Background: Deficiencies in end-of-life education may explain nursing students' reports of
feeling anxious and unqualified to care for dying patients. A volunteer Palliative Care Companion
program was developed to provide undergraduate nursing students with an experiential
learning opportunity by spending time with dying patients and their families.
Objective: To evaluate the impact of the Palliative Care Companion program on nursing
students' knowledge, attitudes, and concerns about providing palliative care, and to describe
companion students' volunteer activities.
Design: Quasiexperimental controlled pretest-posttest design.

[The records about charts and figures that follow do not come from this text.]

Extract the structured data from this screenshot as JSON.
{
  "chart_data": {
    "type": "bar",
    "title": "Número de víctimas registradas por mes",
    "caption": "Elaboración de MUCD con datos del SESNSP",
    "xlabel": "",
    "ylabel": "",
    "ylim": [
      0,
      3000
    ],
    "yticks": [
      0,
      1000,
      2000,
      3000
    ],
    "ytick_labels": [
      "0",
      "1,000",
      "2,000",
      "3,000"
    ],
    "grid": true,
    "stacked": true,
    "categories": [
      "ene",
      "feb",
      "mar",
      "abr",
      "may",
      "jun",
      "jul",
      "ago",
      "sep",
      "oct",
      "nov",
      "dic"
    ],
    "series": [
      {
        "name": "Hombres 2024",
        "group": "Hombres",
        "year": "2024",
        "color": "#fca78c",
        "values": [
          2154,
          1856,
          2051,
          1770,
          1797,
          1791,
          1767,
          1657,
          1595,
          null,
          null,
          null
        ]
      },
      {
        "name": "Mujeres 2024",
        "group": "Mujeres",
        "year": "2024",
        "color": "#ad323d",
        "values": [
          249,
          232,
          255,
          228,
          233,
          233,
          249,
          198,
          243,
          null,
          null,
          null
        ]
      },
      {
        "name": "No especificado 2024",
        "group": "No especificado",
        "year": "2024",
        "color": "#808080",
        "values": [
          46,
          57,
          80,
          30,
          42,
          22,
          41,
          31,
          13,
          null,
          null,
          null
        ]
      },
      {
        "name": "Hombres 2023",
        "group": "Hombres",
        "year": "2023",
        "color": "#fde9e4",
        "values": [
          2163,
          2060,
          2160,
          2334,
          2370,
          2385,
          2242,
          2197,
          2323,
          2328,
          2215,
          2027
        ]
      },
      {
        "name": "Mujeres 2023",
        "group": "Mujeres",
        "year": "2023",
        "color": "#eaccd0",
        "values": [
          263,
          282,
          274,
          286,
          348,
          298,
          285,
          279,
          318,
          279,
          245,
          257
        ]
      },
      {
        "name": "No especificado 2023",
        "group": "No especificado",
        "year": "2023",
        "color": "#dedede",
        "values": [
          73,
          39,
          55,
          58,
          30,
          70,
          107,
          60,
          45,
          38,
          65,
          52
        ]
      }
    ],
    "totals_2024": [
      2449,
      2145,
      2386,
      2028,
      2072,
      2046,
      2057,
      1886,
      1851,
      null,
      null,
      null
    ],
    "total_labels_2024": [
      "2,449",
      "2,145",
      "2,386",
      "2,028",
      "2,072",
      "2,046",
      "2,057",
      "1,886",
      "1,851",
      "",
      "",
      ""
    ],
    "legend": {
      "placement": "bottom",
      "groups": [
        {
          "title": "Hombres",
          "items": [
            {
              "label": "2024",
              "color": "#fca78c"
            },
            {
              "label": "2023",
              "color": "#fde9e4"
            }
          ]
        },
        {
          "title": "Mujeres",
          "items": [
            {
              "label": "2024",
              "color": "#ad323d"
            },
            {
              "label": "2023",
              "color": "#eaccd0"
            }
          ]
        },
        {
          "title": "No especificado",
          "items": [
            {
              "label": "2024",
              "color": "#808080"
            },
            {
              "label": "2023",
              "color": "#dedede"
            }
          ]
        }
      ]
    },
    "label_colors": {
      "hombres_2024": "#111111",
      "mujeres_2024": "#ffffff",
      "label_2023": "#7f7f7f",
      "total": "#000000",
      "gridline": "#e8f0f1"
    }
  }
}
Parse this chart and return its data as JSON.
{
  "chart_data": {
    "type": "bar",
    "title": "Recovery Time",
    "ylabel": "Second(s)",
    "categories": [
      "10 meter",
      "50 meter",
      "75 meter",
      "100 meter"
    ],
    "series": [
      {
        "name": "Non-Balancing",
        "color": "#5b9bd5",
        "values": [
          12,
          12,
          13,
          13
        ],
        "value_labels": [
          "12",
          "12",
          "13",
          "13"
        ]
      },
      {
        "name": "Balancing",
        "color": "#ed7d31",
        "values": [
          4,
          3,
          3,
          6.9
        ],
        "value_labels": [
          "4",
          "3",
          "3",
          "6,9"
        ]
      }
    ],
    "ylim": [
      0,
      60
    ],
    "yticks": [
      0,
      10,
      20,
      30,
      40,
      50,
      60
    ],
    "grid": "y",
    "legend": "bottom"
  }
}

Setting/subjects: Fifty-two undergraduate nursing students (32 companion students, 20 controls)
at a midwestern U.S. university with an affiliated hospital-based palliative care service.
Measurements: All participants completed the Palliative Care Quiz for Nurses, Attitudes
Toward Palliative Care, and Concern About Caring for Dying Patients questionnaires at the
beginning and end of the semester. Companion subjects also kept a journal describing their
palliative care experiences.
Results: Attitude scores were not analyzed because of poor internal consistency of the questionnaire.
Changes in scores on knowledge items did not reach significance. Concern scores
decreased significantly from pretest to posttest in the companion group. After adjusting for
pretest concern score, there was a trend toward lower concern score in the companion group
compared to controls (p = 0.07). Companion students' journals described activities including
visiting patients, viewing end-of-life videos, attending educational and public lectures, independent
reading, and making bereavement phone calls to family members.
Conclusions: The Palliative Care Companion program did not produce significant improvements
in knowledge and concerns compared to controls, but companion students described
their participation as a meaningful learning experience.